L’humanité de Fautrier est gênée, gênante. Elle est loin d’être pure, autoritaire.
Mais dans la même mesure (du même coup) tout y est : tout mêlé, tout compris (PAE, I, 96-97).’

A ces « gênes » que ressent le spectateur devant les tableaux de Fautrier, le peintre s’est exposé d’abord lui-même, de plein fouet, en se confrontant à un tel sujet. Il a donné un magnifique exemple en ne s’y dérobant pas. Car non seulement il « n’a donc pas craint le sujet » (ibid., 108) mais il a accompli ce « tour de force » « de transformer l’horreur en beauté » (ibid., 94). Une beauté qui n’est en rien, évidemment, une négation de l’horreur, mais au contraire une façon de lui résister en la constatant – ce qui ramène au vieux thème du « parler contre » :

‘A l’idée intolérable de la torture de l’homme par l’homme même, (…) il fallait opposer quelque chose. Il fallait, en constatant l’horreur, la stigmatiser, l’éterniser.
Il fallait la refaire en reproche, en exécration, il fallait la transformer en beauté (ibid., 104). ’

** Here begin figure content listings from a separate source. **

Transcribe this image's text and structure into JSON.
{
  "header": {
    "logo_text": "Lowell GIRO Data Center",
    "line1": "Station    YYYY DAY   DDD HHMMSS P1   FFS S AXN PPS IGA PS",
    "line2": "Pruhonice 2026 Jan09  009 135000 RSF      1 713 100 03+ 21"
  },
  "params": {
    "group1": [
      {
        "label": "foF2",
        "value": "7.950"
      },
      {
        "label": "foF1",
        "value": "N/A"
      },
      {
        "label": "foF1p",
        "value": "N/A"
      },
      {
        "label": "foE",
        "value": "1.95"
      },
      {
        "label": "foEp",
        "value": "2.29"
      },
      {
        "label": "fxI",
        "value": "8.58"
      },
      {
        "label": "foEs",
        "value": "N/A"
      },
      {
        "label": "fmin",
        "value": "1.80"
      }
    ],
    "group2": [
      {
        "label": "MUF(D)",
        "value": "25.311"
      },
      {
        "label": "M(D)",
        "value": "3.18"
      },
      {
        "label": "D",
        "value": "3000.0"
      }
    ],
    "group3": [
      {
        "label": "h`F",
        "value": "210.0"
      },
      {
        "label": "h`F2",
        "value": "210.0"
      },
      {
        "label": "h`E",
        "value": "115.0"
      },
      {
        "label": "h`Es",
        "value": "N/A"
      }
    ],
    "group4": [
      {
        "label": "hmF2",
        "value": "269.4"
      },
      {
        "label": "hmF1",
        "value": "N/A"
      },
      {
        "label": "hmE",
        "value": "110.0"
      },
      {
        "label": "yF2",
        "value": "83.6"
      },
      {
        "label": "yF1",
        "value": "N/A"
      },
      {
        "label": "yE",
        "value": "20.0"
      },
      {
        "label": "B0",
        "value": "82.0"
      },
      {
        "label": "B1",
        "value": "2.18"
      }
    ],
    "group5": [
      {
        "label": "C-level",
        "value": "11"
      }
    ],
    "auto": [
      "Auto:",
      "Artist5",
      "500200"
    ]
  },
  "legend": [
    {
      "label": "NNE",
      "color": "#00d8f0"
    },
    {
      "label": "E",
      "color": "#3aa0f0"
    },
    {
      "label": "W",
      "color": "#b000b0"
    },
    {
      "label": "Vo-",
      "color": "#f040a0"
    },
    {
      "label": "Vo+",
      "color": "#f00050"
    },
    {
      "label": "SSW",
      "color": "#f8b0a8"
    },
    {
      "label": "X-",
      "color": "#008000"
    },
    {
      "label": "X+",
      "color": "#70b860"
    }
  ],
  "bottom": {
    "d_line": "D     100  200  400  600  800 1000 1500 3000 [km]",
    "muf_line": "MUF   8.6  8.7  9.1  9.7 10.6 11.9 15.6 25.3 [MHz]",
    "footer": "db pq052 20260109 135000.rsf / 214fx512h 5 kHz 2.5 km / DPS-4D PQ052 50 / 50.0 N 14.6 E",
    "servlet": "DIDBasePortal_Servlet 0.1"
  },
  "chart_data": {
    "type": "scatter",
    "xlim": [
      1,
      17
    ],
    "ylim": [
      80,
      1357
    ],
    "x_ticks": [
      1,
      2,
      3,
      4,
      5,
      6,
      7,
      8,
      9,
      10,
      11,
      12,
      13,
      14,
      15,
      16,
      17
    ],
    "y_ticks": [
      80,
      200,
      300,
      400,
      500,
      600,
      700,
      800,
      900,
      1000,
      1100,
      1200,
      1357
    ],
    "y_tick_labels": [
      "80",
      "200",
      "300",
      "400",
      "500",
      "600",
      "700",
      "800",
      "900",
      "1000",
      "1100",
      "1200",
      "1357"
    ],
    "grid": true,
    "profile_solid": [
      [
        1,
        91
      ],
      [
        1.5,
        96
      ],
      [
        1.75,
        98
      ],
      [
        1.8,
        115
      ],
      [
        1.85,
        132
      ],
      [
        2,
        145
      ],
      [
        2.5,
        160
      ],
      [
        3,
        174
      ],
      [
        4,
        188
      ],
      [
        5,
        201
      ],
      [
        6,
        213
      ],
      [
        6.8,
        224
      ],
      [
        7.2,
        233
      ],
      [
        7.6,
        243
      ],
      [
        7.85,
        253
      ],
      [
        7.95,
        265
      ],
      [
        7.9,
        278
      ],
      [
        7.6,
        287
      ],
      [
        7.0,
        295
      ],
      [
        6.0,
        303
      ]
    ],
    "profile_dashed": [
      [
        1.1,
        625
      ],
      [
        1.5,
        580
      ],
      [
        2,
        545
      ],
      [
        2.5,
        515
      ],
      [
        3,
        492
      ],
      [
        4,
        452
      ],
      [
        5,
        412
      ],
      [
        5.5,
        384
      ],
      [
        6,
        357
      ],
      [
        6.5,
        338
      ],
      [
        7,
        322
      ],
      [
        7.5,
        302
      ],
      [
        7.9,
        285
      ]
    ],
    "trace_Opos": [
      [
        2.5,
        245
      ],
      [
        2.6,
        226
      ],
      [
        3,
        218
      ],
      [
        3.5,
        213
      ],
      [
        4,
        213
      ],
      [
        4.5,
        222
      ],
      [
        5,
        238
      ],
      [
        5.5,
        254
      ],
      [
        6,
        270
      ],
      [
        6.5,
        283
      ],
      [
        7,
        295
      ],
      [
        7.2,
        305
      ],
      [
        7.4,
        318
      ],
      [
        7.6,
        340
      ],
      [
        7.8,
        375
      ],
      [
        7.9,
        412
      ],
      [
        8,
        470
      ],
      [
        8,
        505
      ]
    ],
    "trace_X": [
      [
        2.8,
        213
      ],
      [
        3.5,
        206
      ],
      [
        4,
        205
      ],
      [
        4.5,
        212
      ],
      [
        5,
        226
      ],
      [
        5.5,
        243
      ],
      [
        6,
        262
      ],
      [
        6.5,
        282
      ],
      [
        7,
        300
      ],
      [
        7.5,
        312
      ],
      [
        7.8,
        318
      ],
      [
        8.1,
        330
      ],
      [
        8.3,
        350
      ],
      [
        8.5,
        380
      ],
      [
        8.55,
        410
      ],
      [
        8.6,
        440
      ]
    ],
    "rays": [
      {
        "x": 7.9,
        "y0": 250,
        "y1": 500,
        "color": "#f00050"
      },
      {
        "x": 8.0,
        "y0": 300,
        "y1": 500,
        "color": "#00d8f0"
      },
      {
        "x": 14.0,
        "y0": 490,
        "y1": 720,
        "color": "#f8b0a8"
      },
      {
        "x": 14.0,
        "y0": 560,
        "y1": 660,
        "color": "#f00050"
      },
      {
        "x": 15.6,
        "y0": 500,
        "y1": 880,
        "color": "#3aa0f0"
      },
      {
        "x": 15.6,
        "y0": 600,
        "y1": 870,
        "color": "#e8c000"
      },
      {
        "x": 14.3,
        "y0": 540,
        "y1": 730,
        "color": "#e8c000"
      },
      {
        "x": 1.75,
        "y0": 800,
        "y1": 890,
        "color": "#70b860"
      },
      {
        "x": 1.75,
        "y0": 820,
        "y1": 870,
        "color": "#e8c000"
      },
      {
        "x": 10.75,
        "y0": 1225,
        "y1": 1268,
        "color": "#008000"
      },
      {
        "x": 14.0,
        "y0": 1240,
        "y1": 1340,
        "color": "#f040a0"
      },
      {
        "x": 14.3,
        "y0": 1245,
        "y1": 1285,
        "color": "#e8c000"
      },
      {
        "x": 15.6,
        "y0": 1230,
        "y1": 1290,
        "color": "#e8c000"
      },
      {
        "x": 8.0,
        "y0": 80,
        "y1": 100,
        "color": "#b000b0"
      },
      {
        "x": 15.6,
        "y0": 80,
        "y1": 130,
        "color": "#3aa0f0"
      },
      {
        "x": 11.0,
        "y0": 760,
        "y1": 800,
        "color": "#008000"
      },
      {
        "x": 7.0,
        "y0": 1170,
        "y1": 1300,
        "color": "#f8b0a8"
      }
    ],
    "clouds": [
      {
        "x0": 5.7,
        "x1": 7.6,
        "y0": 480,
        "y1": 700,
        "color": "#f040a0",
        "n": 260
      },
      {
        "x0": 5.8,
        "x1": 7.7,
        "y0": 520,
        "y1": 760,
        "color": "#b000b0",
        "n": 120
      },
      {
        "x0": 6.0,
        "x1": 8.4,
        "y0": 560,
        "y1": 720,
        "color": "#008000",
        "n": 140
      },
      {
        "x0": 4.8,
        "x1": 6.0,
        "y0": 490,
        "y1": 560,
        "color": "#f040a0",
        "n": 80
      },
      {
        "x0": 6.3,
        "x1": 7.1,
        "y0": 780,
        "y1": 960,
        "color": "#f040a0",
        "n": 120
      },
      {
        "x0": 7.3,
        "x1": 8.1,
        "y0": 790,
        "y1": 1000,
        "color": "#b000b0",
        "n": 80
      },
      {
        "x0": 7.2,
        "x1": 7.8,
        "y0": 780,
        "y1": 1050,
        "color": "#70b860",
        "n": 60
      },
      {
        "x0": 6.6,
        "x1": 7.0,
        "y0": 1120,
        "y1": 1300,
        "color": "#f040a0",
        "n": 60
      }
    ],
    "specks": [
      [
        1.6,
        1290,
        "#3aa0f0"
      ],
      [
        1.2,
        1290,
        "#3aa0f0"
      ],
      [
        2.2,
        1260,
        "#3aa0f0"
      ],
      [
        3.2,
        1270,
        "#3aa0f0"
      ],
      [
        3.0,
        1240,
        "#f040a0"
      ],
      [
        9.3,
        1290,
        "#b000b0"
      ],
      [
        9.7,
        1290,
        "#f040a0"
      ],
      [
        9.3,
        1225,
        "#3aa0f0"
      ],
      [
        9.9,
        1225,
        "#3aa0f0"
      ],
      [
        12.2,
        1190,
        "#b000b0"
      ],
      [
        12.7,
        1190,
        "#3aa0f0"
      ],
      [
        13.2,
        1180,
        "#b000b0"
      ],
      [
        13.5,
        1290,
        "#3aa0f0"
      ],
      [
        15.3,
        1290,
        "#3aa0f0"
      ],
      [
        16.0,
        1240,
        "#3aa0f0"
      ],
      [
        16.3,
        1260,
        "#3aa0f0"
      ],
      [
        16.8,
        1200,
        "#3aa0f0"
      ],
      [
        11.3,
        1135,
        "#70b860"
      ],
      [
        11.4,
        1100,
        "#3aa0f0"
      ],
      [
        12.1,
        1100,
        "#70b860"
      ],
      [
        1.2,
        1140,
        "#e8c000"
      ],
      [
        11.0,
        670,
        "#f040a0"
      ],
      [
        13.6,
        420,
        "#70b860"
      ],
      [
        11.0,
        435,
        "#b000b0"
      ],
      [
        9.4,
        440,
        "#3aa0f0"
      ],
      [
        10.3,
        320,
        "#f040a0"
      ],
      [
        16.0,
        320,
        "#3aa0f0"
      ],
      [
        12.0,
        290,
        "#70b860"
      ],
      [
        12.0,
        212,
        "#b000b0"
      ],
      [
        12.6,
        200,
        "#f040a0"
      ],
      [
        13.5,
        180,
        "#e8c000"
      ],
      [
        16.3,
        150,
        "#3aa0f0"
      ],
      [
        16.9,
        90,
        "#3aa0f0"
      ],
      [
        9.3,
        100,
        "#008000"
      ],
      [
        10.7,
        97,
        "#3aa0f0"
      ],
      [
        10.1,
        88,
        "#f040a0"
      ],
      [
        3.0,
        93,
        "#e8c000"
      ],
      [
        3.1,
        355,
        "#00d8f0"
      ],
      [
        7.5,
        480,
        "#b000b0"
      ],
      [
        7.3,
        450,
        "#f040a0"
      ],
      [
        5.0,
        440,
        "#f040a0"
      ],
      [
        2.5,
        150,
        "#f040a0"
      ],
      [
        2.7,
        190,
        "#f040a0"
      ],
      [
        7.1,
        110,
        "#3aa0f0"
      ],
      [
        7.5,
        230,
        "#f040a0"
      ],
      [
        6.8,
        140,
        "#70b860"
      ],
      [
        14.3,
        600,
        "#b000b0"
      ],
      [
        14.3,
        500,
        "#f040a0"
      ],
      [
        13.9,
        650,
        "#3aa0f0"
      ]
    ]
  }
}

De la confrontation avec ce « sujet nouveau » peut ainsi résulter « une nouvelle religion, une nouvelle résolution humaine », une religion qui est « celle de l’humanité » : « l’unanimité humaniste contre de telles exactions nous a redonné une âme commune » (ibid., 107). En somme Fautrier, en ne craignant pas de se mesurer au tragique, a réussi à reconvertir en don pour l’humanité un sujet qui incarnait la négation de l’homme par l’homme508. Il a illustré la possibilité de ce que Ponge appelait de ses vœux en 1943, quand il écrivait, à propos de son refus du tragique :

‘Pas de romans qui « finissent mal », de tragédies (…), pas d’étalage de pessimisme sinon dans de telles conditions d’ordre et de beauté que l’homme y trouve des raisons de s’exalter, de se féliciter (PR, I, 210). ’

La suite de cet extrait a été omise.